La mayoría de los muebles son un material esforzándose por parecer otro: aglomerado vestido con la fotografía de un roble, plástico fingiendo ser metal. Un mueble Vislund son dos materiales honestos, cada uno haciendo lo único que sabe hacer bien, y poco más. Merece la pena explicar por qué.

La madera es la parte que ves
Las patas son de madera maciza, nogal o haya, y son la parte del mueble en la que tu ojo se detiene de verdad. Es la madera la que aporta calidez a un rincón de la sala por lo demás lleno de cristal negro y cables. Tiene veta, tiene profundidad, recoge la luz de la tarde de forma distinta a la de la mañana. El nogal es oscuro y sereno; el haya es pálida y uniforme. En cualquier caso es un material natural con algo de vida dentro, que es justo lo que una pantalla no tiene y justo lo que la sala necesita a su lado.
El acero es la parte que desaparece
La base es de acero negro lacado, y todo su trabajo consiste en no verse. El acero da al mueble su estructura y su postura baja y asentada sin necesitar volumen para lograrlo. Lacado en negro, retrocede bajo la pantalla y se lee más como sombra que como objeto, de modo que lo que registras es la madera y el televisor, no la cosa que lo sostiene todo. Somos claros en que es un acabado lacado y no metal en bruto, porque es lo que es, y la honestidad es el sentido de todo el ejercicio.
Por qué los dos juntos
El contraste es el diseño. Cálido sobre duro. Veta natural contra negro plano.

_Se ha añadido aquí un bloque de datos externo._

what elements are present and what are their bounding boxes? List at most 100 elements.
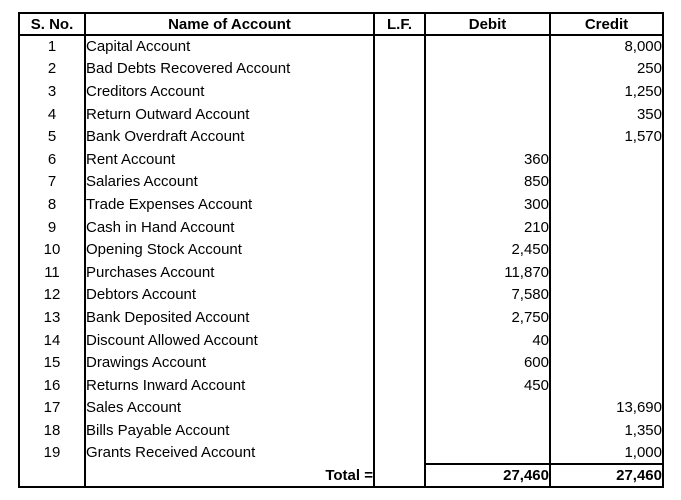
debit-cell: 210 — [424, 215, 550, 239]
credit-cell — [549, 283, 663, 307]
credit-cell: 8,000 — [549, 35, 663, 58]
header-sno: S. No. — [19, 13, 85, 36]
header-credit: Credit — [549, 13, 663, 36]
lf-cell — [373, 80, 425, 103]
table-row: 16 Returns Inward Account 450 — [19, 373, 663, 397]
account-name-cell: Sales Account — [84, 396, 374, 420]
account-name-cell: Opening Stock Account — [84, 238, 374, 261]
sno-cell: 4 — [47, 105, 57, 123]
credit-cell — [549, 238, 663, 261]
credit-cell: 1,570 — [549, 125, 663, 148]
table-row: 11 Purchases Account 11,870 — [19, 260, 663, 284]
lf-cell — [373, 238, 425, 261]
debit-cell: 360 — [424, 147, 550, 171]
table-row: 8 Trade Expenses Account 300 — [19, 193, 663, 216]
credit-cell: 1,350 — [549, 419, 663, 442]
credit-cell — [549, 215, 663, 239]
account-name-cell: Discount Allowed Account — [84, 328, 374, 352]
table-row: 3 Creditors Account 1,250 — [19, 80, 663, 103]
header-row: S. No. Name of Account L.F. Debit Credit — [19, 13, 663, 36]
table-row: 1 Capital Account 8,000 — [19, 35, 663, 58]
debit-cell — [424, 396, 550, 420]
lf-cell — [373, 373, 425, 397]
lf-cell — [373, 260, 425, 284]
account-name-cell: Grants Received Account — [84, 441, 374, 465]
account-name-cell: Rent Account — [84, 147, 374, 171]
table-footer: Total = 27,460 27,460 — [19, 463, 663, 487]
trial-balance-table: S. No. Name of Account L.F. Debit Credit… — [18, 12, 664, 488]
sno-cell: 9 — [47, 218, 57, 236]
sno-cell: 2 — [47, 60, 57, 78]
credit-cell — [549, 170, 663, 194]
account-name-cell: Bills Payable Account — [84, 419, 374, 442]
credit-cell: 350 — [549, 102, 663, 126]
table-row: 7 Salaries Account 850 — [19, 170, 663, 194]
header-lf: L.F. — [373, 13, 425, 36]
total-debit-cell: 27,460 — [424, 463, 550, 487]
debit-cell: 450 — [424, 373, 550, 397]
debit-cell: 300 — [424, 193, 550, 216]
table-row: 12 Debtors Account 7,580 — [19, 283, 663, 307]
account-name-cell: Drawings Account — [84, 351, 374, 374]
table-row: 19 Grants Received Account 1,000 — [19, 441, 663, 465]
credit-cell — [549, 351, 663, 374]
debit-cell — [424, 80, 550, 103]
credit-cell: 1,000 — [549, 441, 663, 465]
sno-cell: 3 — [47, 82, 57, 100]
lf-cell — [373, 125, 425, 148]
lf-cell — [373, 351, 425, 374]
lf-cell — [373, 283, 425, 307]
lf-cell — [373, 306, 425, 329]
credit-cell — [549, 193, 663, 216]
debit-cell — [424, 35, 550, 58]
account-name-cell: Bank Deposited Account — [84, 306, 374, 329]
table-row: 15 Drawings Account 600 — [19, 351, 663, 374]
credit-cell: 250 — [549, 57, 663, 81]
lf-cell — [373, 102, 425, 126]
sno-cell: 10 — [43, 241, 61, 259]
total-credit-cell: 27,460 — [549, 463, 663, 487]
account-name-cell: Returns Inward Account — [84, 373, 374, 397]
header-name: Name of Account — [84, 13, 374, 36]
total-row: Total = 27,460 27,460 — [19, 463, 663, 487]
lf-cell — [373, 328, 425, 352]
lf-cell — [373, 396, 425, 420]
sno-cell: 19 — [43, 444, 61, 462]
lf-cell — [373, 193, 425, 216]
total-lf-cell — [373, 464, 425, 487]
lf-cell — [373, 147, 425, 171]
sno-cell: 5 — [47, 128, 57, 146]
sno-cell: 18 — [43, 421, 61, 439]
account-name-cell: Salaries Account — [84, 170, 374, 194]
account-name-cell: Purchases Account — [84, 260, 374, 284]
account-name-cell: Debtors Account — [84, 283, 374, 307]
account-name-cell: Cash in Hand Account — [84, 215, 374, 239]
account-name-cell: Return Outward Account — [84, 102, 374, 126]
sno-cell: 6 — [47, 150, 57, 168]
sno-cell: 16 — [43, 376, 61, 394]
account-name-cell: Trade Expenses Account — [84, 193, 374, 216]
debit-cell: 850 — [424, 170, 550, 194]
table-row: 18 Bills Payable Account 1,350 — [19, 419, 663, 442]
credit-cell: 1,250 — [549, 80, 663, 103]
credit-cell — [549, 373, 663, 397]
sno-cell: 17 — [43, 399, 61, 417]
debit-cell: 2,450 — [424, 238, 550, 261]
credit-cell — [549, 147, 663, 171]
table-row: 17 Sales Account 13,690 — [19, 396, 663, 420]
debit-cell: 7,580 — [424, 283, 550, 307]
table-row: 2 Bad Debts Recovered Account 250 — [19, 57, 663, 81]
total-label: Total = — [84, 464, 374, 487]
header-debit: Debit — [424, 13, 550, 36]
table-row: 6 Rent Account 360 — [19, 147, 663, 171]
account-name-cell: Bank Overdraft Account — [84, 125, 374, 148]
debit-cell — [424, 441, 550, 465]
sno-cell: 11 — [44, 263, 60, 281]
lf-cell — [373, 57, 425, 81]
lf-cell — [373, 441, 425, 465]
credit-cell: 13,690 — [549, 396, 663, 420]
sno-cell: 13 — [43, 308, 61, 326]
credit-cell — [549, 306, 663, 329]
debit-cell — [424, 57, 550, 81]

Lo orgánico y lo fabricado, con tu pantalla en el espacio entre ambos. Ninguno de los dos materiales finge ser el otro, y ninguno intenta ser el protagonista. La madera aporta la calidez, el acero aporta la disciplina, y el resultado es un mueble con carácter de cerca que sabe quedarse callado desde el otro lado de la sala.
Y lo que no está
Ningún chapado imitando madera maciza. Ninguna balda de cristal que manchar y desempolvar. Ningún cajón lleno de cosas que nunca abrirás. Dos materiales, elegidos por lo que hacen de verdad, es un encargo más difícil de lo que parece, y mejor para convivir con él.